Use the Rectangle Marquee Tool to create a 155 x 29 px rectangle selection as shown below.



Go to Select -> Inverse (or click Ctrl+Shift+I) to invert the selection.
Click Del to erase.
Your mask should look like this.



Create another rectangle selection like the one in the following image.
Fill the selection with white (#ffffff) and deselect.
Your mask should look like the one in image 2.8.





All the work we will do within the Body group will now be confined within the shape we defined the mask.
In the Layers Window, click layer BG to activate it (and cancel the mask view).
Fill layer BG with black (#000000).



We will now color the body’s BG layer.
Set your Foreground Color to #f29301 and Background Color to #f2a30a.
Use the Linear Gradient Tool, set to Foreground to Background, as shown in the following image.



We will now focus on the top part of the body and will color it.
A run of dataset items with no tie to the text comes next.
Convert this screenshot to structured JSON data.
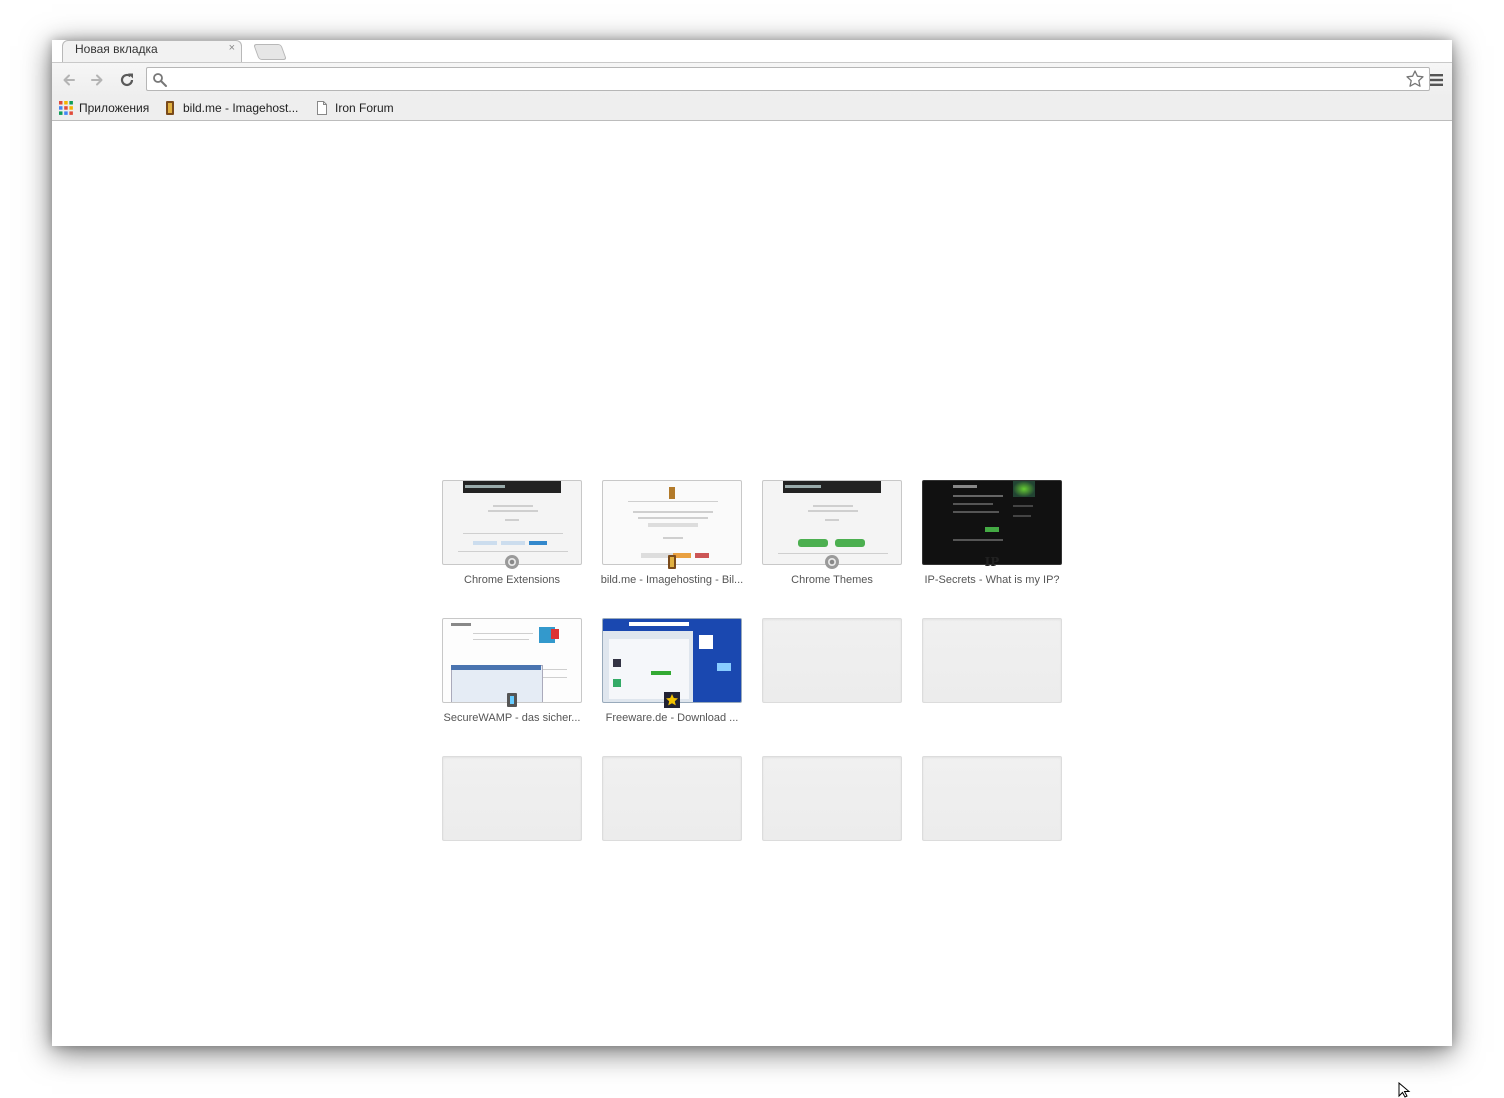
{
  "tab": {
    "title": "Новая вкладка",
    "close": "×"
  },
  "omnibox": {
    "value": "",
    "placeholder": ""
  },
  "bookmarks": [
    {
      "label": "Приложения",
      "icon": "apps-grid-icon"
    },
    {
      "label": "bild.me - Imagehost...",
      "icon": "bildme-favicon"
    },
    {
      "label": "Iron Forum",
      "icon": "page-icon"
    }
  ],
  "most_visited": [
    {
      "title": "Chrome Extensions",
      "favicon": "chrome-web-store-icon",
      "theme": "light"
    },
    {
      "title": "bild.me - Imagehosting - Bil...",
      "favicon": "bildme-favicon",
      "theme": "light"
    },
    {
      "title": "Chrome Themes",
      "favicon": "chrome-web-store-icon",
      "theme": "light"
    },
    {
      "title": "IP-Secrets - What is my IP?",
      "favicon": "ip-secrets-favicon",
      "theme": "dark"
    },
    {
      "title": "SecureWAMP - das sicher...",
      "favicon": "securewamp-favicon",
      "theme": "light"
    },
    {
      "title": "Freeware.de - Download ...",
      "favicon": "freeware-star-icon",
      "theme": "blue"
    },
    {
      "title": "",
      "empty": true
    },
    {
      "title": "",
      "empty": true
    },
    {
      "title": "",
      "empty": true
    },
    {
      "title": "",
      "empty": true
    },
    {
      "title": "",
      "empty": true
    },
    {
      "title": "",
      "empty": true
    }
  ],
  "colors": {
    "accent_blue": "#1a48b0",
    "dark_thumb": "#111111",
    "bookmark_bar": "#eeeeee"
  }
}
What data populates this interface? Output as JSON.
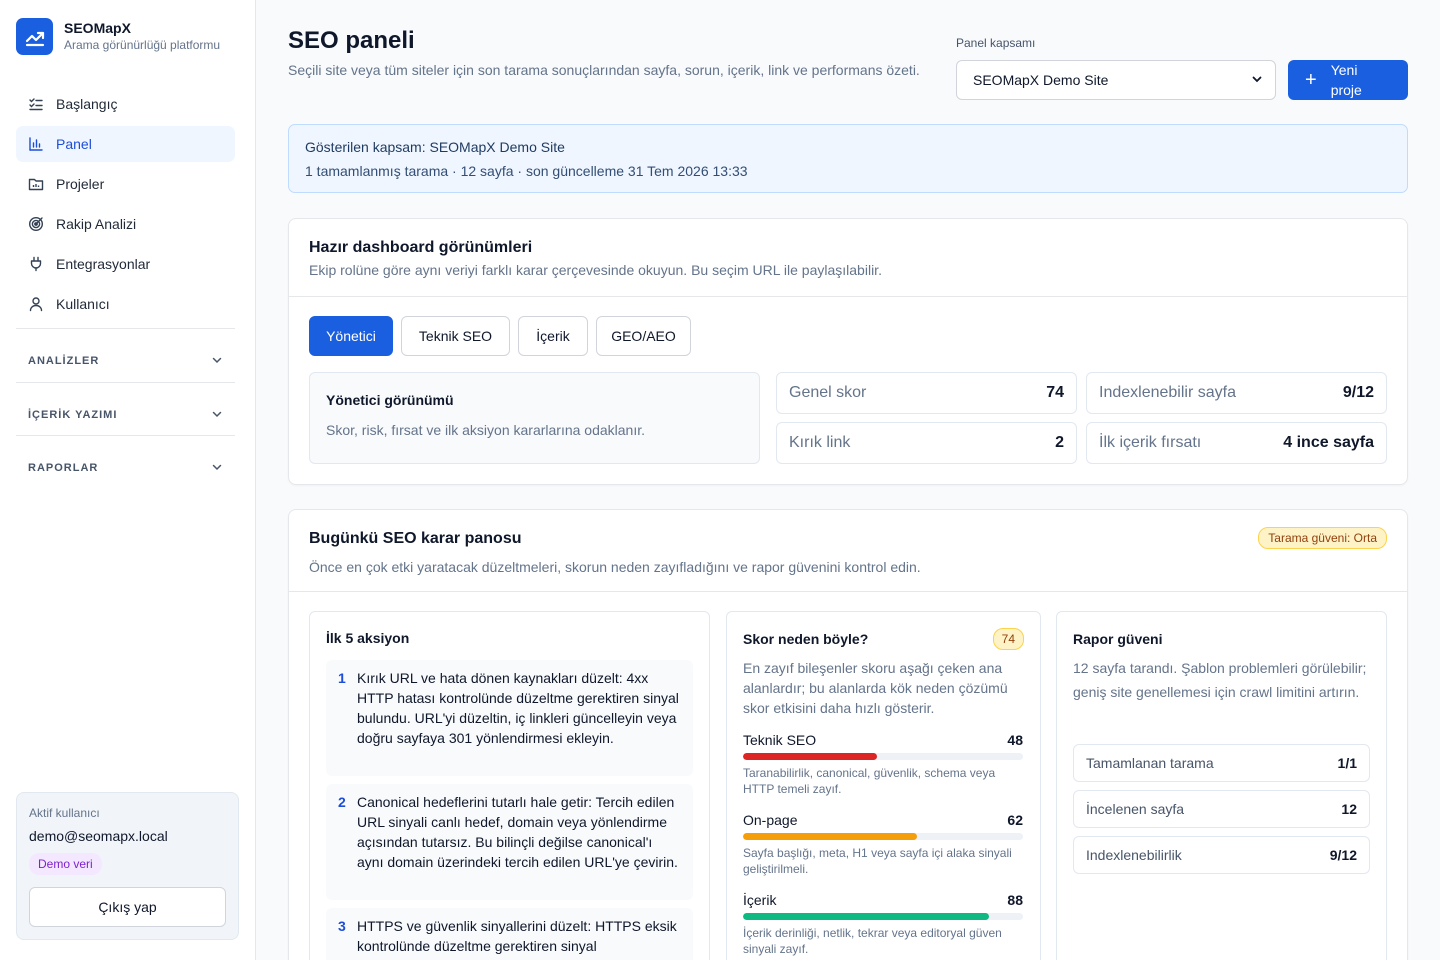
{
  "colors": {
    "accent": "#1a5fe0",
    "danger": "#dc2626",
    "warning": "#f59e0b",
    "success": "#10b981"
  },
  "brand": {
    "name": "SEOMapX",
    "tagline": "Arama görünürlüğü platformu",
    "icon": "trend-chart-icon"
  },
  "nav": {
    "items": [
      {
        "label": "Başlangıç",
        "icon": "checklist-icon"
      },
      {
        "label": "Panel",
        "icon": "bar-chart-icon",
        "active": true
      },
      {
        "label": "Projeler",
        "icon": "folder-chart-icon"
      },
      {
        "label": "Rakip Analizi",
        "icon": "target-icon"
      },
      {
        "label": "Entegrasyonlar",
        "icon": "plug-icon"
      },
      {
        "label": "Kullanıcı",
        "icon": "user-icon"
      }
    ],
    "groups": [
      {
        "label": "ANALİZLER"
      },
      {
        "label": "İÇERİK YAZIMI"
      },
      {
        "label": "RAPORLAR"
      }
    ]
  },
  "user": {
    "label": "Aktif kullanıcı",
    "email": "demo@seomapx.local",
    "badge": "Demo veri",
    "logout": "Çıkış yap"
  },
  "header": {
    "title": "SEO paneli",
    "description": "Seçili site veya tüm siteler için son tarama sonuçlarından sayfa, sorun, içerik, link ve performans özeti.",
    "scope_label": "Panel kapsamı",
    "scope_value": "SEOMapX Demo Site",
    "new_project": "Yeni proje"
  },
  "banner": {
    "title": "Gösterilen kapsam: SEOMapX Demo Site",
    "sub": "1 tamamlanmış tarama · 12 sayfa · son güncelleme 31 Tem 2026 13:33"
  },
  "views": {
    "title": "Hazır dashboard görünümleri",
    "subtitle": "Ekip rolüne göre aynı veriyi farklı karar çerçevesinde okuyun. Bu seçim URL ile paylaşılabilir.",
    "tabs": [
      "Yönetici",
      "Teknik SEO",
      "İçerik",
      "GEO/AEO"
    ],
    "active_title": "Yönetici görünümü",
    "active_desc": "Skor, risk, fırsat ve ilk aksiyon kararlarına odaklanır.",
    "metrics": [
      {
        "label": "Genel skor",
        "value": "74"
      },
      {
        "label": "Indexlenebilir sayfa",
        "value": "9/12"
      },
      {
        "label": "Kırık link",
        "value": "2"
      },
      {
        "label": "İlk içerik fırsatı",
        "value": "4 ince sayfa"
      }
    ]
  },
  "decision": {
    "title": "Bugünkü SEO karar panosu",
    "subtitle": "Önce en çok etki yaratacak düzeltmeleri, skorun neden zayıfladığını ve rapor güvenini kontrol edin.",
    "confidence": "Tarama güveni: Orta",
    "actions_title": "İlk 5 aksiyon",
    "actions": [
      {
        "num": "1",
        "text": "Kırık URL ve hata dönen kaynakları düzelt: 4xx HTTP hatası kontrolünde düzeltme gerektiren sinyal bulundu. URL'yi düzeltin, iç linkleri güncelleyin veya doğru sayfaya 301 yönlendirmesi ekleyin."
      },
      {
        "num": "2",
        "text": "Canonical hedeflerini tutarlı hale getir: Tercih edilen URL sinyali canlı hedef, domain veya yönlendirme açısından tutarsız. Bu bilinçli değilse canonical'ı aynı domain üzerindeki tercih edilen URL'ye çevirin."
      },
      {
        "num": "3",
        "text": "HTTPS ve güvenlik sinyallerini düzelt: HTTPS eksik kontrolünde düzeltme gerektiren sinyal"
      }
    ],
    "score_title": "Skor neden böyle?",
    "score_badge": "74",
    "score_desc": "En zayıf bileşenler skoru aşağı çeken ana alanlardır; bu alanlarda kök neden çözümü skor etkisini daha hızlı gösterir.",
    "components": [
      {
        "label": "Teknik SEO",
        "value": 48,
        "note": "Taranabilirlik, canonical, güvenlik, schema veya HTTP temeli zayıf.",
        "color": "#dc2626"
      },
      {
        "label": "On-page",
        "value": 62,
        "note": "Sayfa başlığı, meta, H1 veya sayfa içi alaka sinyali geliştirilmeli.",
        "color": "#f59e0b"
      },
      {
        "label": "İçerik",
        "value": 88,
        "note": "İçerik derinliği, netlik, tekrar veya editoryal güven sinyali zayıf.",
        "color": "#10b981"
      }
    ],
    "report_title": "Rapor güveni",
    "report_desc": "12 sayfa tarandı. Şablon problemleri görülebilir; geniş site genellemesi için crawl limitini artırın.",
    "stats": [
      {
        "label": "Tamamlanan tarama",
        "value": "1/1"
      },
      {
        "label": "İncelenen sayfa",
        "value": "12"
      },
      {
        "label": "Indexlenebilirlik",
        "value": "9/12"
      }
    ]
  }
}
That part will be more illuminated than the rest, as if there’s a light source above it. This will add to the 3D effect of the body, as if it had a hexagonal profile, just like a real pencil.

Create a rectangle selection that covers the top 7 px of the body.
Create a new layer and name it Top.



Set the Foreground Color to #fee0a4 and Background Color to #ffd269.
Apply the Linear Gradient Tool as shown below.



Moving on to the bottom part of the body. This will be the darker part of it.

Create a new layer and name it Bottom.
Set the Foreground Color to #d7750e.
Create a rectangle selection wider than the body that encloses the bottom 9 px of the body.
Fill the selection with the Foreground Color.



Deselect.
Go to Filter -> Blur -> Gaussian Blur, set the radius to 0.6 px and apply.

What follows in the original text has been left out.